Les ouvriers ont besoin de ne pas trop s'éloigner, afin d'éviter une perte de temps qui devient considérable par sa répétition, et d'être à même de remarquer les mines qui ne partent pas, soit parce que la mèche est éteinte, soit parce que la canette a pris feu sans le communiquer à la charge. Il importe dans tous les cas de laisser écouler un temps assez long, 4 ou 5 minutes, après le départ de la dernière mine, pour être sûr qu'aucun accident particulier n'a retardé l'inflammation de celles qui ont manqué. La plupart des accidents tiennent à ce que l'on revient trop tôt sur les mines. En raison des grandes dimensions du souterrain, les éclats de pierre étaient projetés fort loin, quelquefois directement, quelquefois en ricochant d'une paroi à l'autre ; ce qui nous a conduit à creuser de 100 mètres en 100 mètres à peu près de petites galeries de refuge ayant 2 mètres de hauteur sur 2 mètres de largeur et une profondeur de 4 mètres, dont l'axe formait un angle aigu avec celui du souterrain dans la direction de l'approfondissement. De cette manière, les ouvriers n'avaient à redouter aucun accident. On se contente dans d'autres travaux de construire des abris en charpente derrière lesquels les ouvriers se placent; mais, malgré le surcroît de dépenses, les petites galeries latérales ont l'avantage de ne pas obstruer le souterrain et de pouvoir être utilisées comme magasins pour tous les objets du matériel. Fusées de sûreté. Nous avons été chargé par M. le sous-secrétaire d'État des travaux publics d'essayer au Lioran, pour mettre le feu aux mines, les fusées de sûreté importées d'Angleterre et sur lesquelles M. Lechatelier, ingénieur des mines, a inséré une notice détaillée dans les Annales de ce corps. Ces fusées se composent d'une corde en chanvre ou en coton dont les brins sont enroulés autour d'un filet continu de poudre fine, qui en forme l'âme et qui est fortement serrė; cette première corde est recouverte d'un ruban formé de plusieurs fils, roulé en hélices jointives et protégé contre l'action de l'humidité par un enduit de goudron. Cet assemblage forme un tout flexible, mais d'une grande dureté, qu'une pression considérable ne pourrait pas écraser, et qu'une pierre anguleuse chassée fortement par le bourroir dans un trou de mine ne couperait qu'avec difficulté.

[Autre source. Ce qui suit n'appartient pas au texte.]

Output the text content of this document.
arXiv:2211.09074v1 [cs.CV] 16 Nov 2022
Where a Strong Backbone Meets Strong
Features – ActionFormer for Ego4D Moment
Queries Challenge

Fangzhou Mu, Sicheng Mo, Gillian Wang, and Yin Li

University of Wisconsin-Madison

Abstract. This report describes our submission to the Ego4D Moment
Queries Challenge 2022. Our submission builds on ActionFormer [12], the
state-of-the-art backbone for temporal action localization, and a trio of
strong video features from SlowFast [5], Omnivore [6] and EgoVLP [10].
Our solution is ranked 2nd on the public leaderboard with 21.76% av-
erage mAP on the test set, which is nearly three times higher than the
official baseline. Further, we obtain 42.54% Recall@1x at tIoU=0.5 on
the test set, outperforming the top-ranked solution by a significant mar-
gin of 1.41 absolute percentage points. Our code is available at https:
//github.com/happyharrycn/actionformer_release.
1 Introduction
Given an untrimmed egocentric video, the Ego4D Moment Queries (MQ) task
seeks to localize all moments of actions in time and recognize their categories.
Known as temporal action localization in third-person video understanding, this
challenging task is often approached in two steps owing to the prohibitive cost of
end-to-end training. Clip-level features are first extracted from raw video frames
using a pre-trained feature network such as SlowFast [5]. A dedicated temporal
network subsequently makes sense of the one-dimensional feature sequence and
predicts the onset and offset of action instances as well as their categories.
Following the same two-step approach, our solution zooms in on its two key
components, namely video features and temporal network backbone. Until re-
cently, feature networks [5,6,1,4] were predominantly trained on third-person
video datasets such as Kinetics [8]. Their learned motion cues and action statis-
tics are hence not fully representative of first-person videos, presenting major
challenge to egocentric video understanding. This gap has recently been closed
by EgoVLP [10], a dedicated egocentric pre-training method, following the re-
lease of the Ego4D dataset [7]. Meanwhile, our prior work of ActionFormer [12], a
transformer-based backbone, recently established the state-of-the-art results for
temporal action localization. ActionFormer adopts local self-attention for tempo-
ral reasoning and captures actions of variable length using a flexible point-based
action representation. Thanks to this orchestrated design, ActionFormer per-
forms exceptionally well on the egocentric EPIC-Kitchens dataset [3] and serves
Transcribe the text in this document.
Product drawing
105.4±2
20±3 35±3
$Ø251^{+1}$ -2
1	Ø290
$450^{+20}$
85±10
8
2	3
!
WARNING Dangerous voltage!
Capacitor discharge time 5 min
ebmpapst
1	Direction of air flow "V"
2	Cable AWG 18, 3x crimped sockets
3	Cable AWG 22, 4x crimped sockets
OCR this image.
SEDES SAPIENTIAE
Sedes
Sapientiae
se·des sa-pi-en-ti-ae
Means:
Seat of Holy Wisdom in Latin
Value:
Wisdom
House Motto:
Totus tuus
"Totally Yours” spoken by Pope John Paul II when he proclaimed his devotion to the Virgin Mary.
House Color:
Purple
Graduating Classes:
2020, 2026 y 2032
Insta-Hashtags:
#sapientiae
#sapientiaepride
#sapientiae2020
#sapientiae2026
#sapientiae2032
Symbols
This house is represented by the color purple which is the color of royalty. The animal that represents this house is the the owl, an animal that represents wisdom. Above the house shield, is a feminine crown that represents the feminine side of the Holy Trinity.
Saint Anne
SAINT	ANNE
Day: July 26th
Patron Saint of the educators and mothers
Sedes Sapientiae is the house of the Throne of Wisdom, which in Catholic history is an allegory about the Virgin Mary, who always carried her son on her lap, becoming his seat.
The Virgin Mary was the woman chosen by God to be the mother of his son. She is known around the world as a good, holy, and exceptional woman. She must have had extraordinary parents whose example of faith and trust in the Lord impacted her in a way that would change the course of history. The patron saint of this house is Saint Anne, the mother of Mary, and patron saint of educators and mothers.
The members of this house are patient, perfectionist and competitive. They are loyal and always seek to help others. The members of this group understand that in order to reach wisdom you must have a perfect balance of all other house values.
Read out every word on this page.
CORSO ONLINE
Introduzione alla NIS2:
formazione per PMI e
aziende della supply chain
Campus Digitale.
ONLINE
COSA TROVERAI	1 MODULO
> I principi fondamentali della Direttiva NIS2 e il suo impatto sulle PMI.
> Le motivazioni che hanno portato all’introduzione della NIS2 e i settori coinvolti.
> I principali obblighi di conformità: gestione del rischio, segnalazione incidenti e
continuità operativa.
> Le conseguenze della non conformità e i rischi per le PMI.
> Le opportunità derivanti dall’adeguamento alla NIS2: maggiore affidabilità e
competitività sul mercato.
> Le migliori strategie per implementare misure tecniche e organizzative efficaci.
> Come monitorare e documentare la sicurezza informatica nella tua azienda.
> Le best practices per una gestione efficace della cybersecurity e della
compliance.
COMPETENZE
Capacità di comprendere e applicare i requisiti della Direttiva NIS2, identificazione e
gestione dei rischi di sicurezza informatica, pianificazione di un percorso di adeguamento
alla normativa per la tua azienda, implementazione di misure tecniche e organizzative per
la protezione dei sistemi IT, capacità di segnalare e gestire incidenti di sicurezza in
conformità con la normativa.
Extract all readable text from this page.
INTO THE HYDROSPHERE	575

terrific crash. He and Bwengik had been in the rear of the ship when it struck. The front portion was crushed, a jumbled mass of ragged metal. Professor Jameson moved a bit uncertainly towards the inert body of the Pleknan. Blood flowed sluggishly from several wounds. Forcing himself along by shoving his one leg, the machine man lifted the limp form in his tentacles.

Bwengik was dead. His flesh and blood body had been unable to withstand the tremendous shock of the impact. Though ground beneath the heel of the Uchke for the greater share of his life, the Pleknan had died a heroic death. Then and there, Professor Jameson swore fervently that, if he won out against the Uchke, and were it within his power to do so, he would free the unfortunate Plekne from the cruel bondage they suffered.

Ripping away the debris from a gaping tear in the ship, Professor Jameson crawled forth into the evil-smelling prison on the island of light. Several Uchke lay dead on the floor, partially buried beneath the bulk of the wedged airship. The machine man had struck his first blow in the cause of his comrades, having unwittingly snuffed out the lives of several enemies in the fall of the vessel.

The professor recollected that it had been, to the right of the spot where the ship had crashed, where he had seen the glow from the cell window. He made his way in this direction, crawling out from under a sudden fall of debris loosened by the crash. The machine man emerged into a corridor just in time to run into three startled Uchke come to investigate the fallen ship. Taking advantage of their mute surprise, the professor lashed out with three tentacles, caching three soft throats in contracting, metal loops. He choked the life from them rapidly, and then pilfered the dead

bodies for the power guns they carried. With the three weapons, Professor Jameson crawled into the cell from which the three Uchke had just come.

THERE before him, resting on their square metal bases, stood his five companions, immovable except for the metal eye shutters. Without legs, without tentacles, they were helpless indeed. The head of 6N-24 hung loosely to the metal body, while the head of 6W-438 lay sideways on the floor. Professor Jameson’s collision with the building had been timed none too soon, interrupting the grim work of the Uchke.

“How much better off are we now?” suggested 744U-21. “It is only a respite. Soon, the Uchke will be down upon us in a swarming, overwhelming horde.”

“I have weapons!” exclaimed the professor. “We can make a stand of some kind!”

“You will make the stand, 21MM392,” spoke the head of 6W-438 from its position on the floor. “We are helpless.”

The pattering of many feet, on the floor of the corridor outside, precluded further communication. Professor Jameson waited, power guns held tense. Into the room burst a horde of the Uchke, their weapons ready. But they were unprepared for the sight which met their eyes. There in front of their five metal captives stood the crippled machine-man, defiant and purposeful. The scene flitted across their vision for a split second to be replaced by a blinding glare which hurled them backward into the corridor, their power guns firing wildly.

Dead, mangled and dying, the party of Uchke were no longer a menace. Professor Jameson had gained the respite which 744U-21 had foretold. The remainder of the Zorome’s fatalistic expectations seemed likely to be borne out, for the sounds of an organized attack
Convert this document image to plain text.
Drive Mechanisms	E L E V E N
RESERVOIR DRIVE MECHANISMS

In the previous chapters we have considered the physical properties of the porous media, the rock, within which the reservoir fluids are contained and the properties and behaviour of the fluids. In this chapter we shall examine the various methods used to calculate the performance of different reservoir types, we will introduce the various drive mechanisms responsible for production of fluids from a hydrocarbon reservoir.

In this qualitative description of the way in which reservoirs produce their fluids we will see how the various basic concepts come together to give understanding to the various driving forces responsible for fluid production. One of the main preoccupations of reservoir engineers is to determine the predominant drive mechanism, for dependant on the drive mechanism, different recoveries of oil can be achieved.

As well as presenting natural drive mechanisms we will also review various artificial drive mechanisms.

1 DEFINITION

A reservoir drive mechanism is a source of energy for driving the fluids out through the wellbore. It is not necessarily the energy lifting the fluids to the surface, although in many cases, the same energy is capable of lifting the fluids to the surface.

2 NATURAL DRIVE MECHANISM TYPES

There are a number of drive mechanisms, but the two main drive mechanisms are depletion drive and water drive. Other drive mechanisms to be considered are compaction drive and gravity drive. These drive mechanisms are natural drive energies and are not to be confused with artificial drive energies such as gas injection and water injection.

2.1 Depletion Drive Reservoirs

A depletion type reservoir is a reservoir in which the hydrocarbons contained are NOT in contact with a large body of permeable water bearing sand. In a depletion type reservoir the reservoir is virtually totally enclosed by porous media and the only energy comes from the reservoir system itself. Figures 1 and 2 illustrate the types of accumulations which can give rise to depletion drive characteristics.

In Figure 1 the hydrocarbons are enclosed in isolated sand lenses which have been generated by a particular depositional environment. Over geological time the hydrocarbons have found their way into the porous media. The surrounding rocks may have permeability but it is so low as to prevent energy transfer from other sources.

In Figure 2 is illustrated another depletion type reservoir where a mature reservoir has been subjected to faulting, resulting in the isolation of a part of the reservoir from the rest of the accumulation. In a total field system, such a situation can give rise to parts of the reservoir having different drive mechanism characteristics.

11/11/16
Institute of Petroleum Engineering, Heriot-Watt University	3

Pour les mines pratiquées dans des roches très-aquifères ou sous l'eau, qui

exigent une plus grande imperméabilité, un double ruban goudronné recouvre la fusée ordinaire et en augmente la dureté. Ces fusées renferment de 11 à 12 gr. de poudre par mètre courant et reviennent, les premières à 0,10, les secondes à 0,15. On a évalué que la poudre, une fois enflammée, brùlait graduellement avec une vitesse de 0,50 environ par minute, dans l'intérieur de la corde, lorsque cette dernière est serrée par le bourrage dans un trou de mine. Cette vitesse doit varier du reste suivant la plus ou moins grande compression exercée.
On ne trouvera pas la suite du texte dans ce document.